El evidente trasfondo histórico de El corazón de las tinieblas está
sustentado en la propia vida de su autor. Conrad viajó a África en 1890 para
hacerse cargo del buque Roi des belgues,
propiedad de la compañía SGB, que comerciaba en el Congo. Seis meses bastaron
para que saliera asqueado del sitio a causa de la brutalidad con que los
europeos trataban a la población local. Sin embargo, la intención histórica y
biográfica está matizada en la novela. Ni siquiera hay topónimos que sugieran
un referente geográfico. Da la impresión de que los personajes con los que
Marlow interactúa no son más que meras referencias de lo que pasaba en aquel
mundo. El director, los peregrinos, los negros que llevan el mantenimiento del
buque son presa de un embrutecimiento que los hace actuar con ritmo monótono.
No pretendo decir con ello que la acción narrativa no oscile con altibajos de
tensión y conflicto, sino más bien que la manera en que esta acción se pone en
marcha en manos de los personajes proyecta cierta dejadez, fluido mecánico
(valga el oxímoron) y, en últimas, enajenación.

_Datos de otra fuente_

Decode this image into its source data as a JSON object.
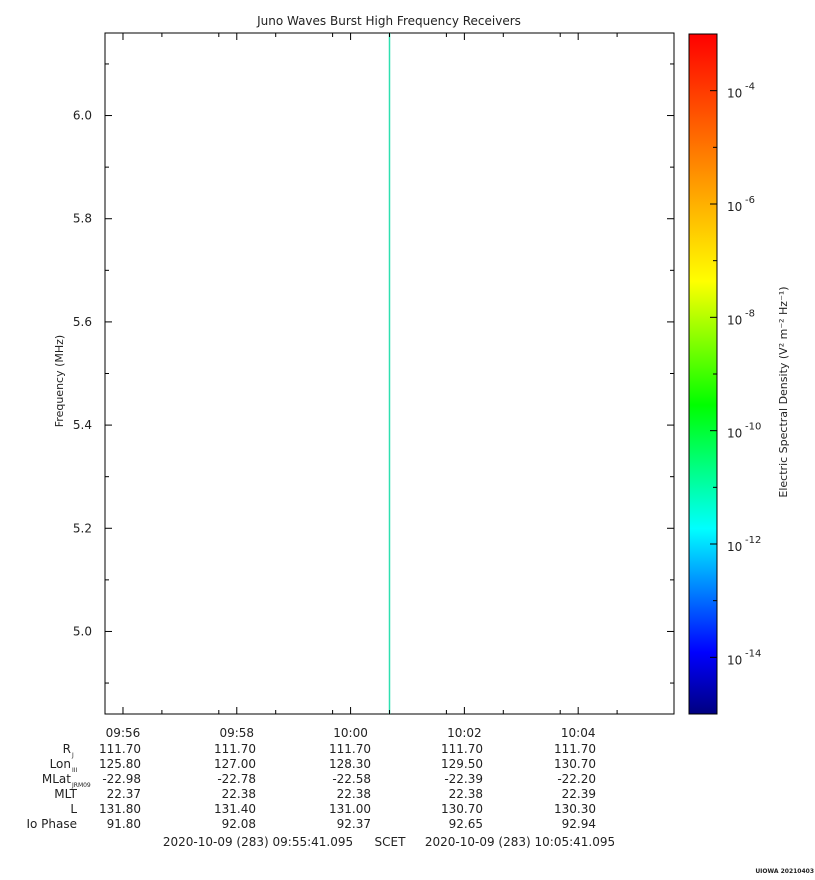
{
  "chart_data": {
    "type": "heatmap",
    "title": "Juno Waves Burst High Frequency Receivers",
    "ylabel": "Frequency (MHz)",
    "ylim": [
      4.84,
      6.16
    ],
    "y_major_ticks": [
      5.0,
      5.2,
      5.4,
      5.6,
      5.8,
      6.0
    ],
    "y_tick_labels": [
      "5.0",
      "5.2",
      "5.4",
      "5.6",
      "5.8",
      "6.0"
    ],
    "y_minor_step": 0.1,
    "x_range_minutes": [
      0,
      10
    ],
    "x_major_minutes": [
      0.316,
      2.316,
      4.316,
      6.316,
      8.316
    ],
    "x_tick_labels": [
      "09:56",
      "09:58",
      "10:00",
      "10:02",
      "10:04"
    ],
    "x_minor_step_minutes": 1,
    "event_line": {
      "x_minutes": 5.0,
      "color": "#2ee0b0"
    },
    "colorbar": {
      "label": "Electric Spectral Density (V² m⁻² Hz⁻¹)",
      "log_min": -15.0,
      "log_max": -3.0,
      "major_exponents": [
        -14,
        -12,
        -10,
        -8,
        -6,
        -4
      ],
      "major_labels": [
        "10",
        "10",
        "10",
        "10",
        "10",
        "10"
      ],
      "major_sup": [
        "-14",
        "-12",
        "-10",
        "-8",
        "-6",
        "-4"
      ],
      "colors": [
        "#000080",
        "#0000ff",
        "#0080ff",
        "#00ffff",
        "#00ff80",
        "#00ff00",
        "#80ff00",
        "#ffff00",
        "#ffc000",
        "#ff8000",
        "#ff4000",
        "#ff0000"
      ]
    },
    "ephemeris": {
      "rows": [
        {
          "label": "R",
          "sub": "J",
          "values": [
            "111.70",
            "111.70",
            "111.70",
            "111.70",
            "111.70"
          ]
        },
        {
          "label": "Lon",
          "sub": "III",
          "values": [
            "125.80",
            "127.00",
            "128.30",
            "129.50",
            "130.70"
          ]
        },
        {
          "label": "MLat",
          "sub": "JRM09",
          "values": [
            "-22.98",
            "-22.78",
            "-22.58",
            "-22.39",
            "-22.20"
          ]
        },
        {
          "label": "MLT",
          "sub": "",
          "values": [
            "22.37",
            "22.38",
            "22.38",
            "22.38",
            "22.39"
          ]
        },
        {
          "label": "L",
          "sub": "",
          "values": [
            "131.80",
            "131.40",
            "131.00",
            "130.70",
            "130.30"
          ]
        },
        {
          "label": "Io Phase",
          "sub": "",
          "values": [
            "91.80",
            "92.08",
            "92.37",
            "92.65",
            "92.94"
          ]
        }
      ]
    },
    "time_range_start": "2020-10-09 (283) 09:55:41.095",
    "time_range_mid": "SCET",
    "time_range_end": "2020-10-09 (283) 10:05:41.095",
    "footer_tag": "UIOWA 20210403"
  }
}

La novela funcionará en todo caso como una de
esas confrontaciones que el arte suele proveer. El Congo sigue siendo hoy un
lugar de desasosiego al mando de gobernantes egoístas. Es de allá de donde se
sacan los minerales necesarios para construir computadoras, celulares y
tabletas. Este mismo ensayo ha sido escrito en una Toshiba que compré en el
centro comercial. Quizá también yo soy un poco culpable.
Bibliografía
García
Ríos, A. (2016). Prólogo. En J. Conrad, El corazón de las tinieblas
(págs. 9-22). Madrid: Alianza editorial.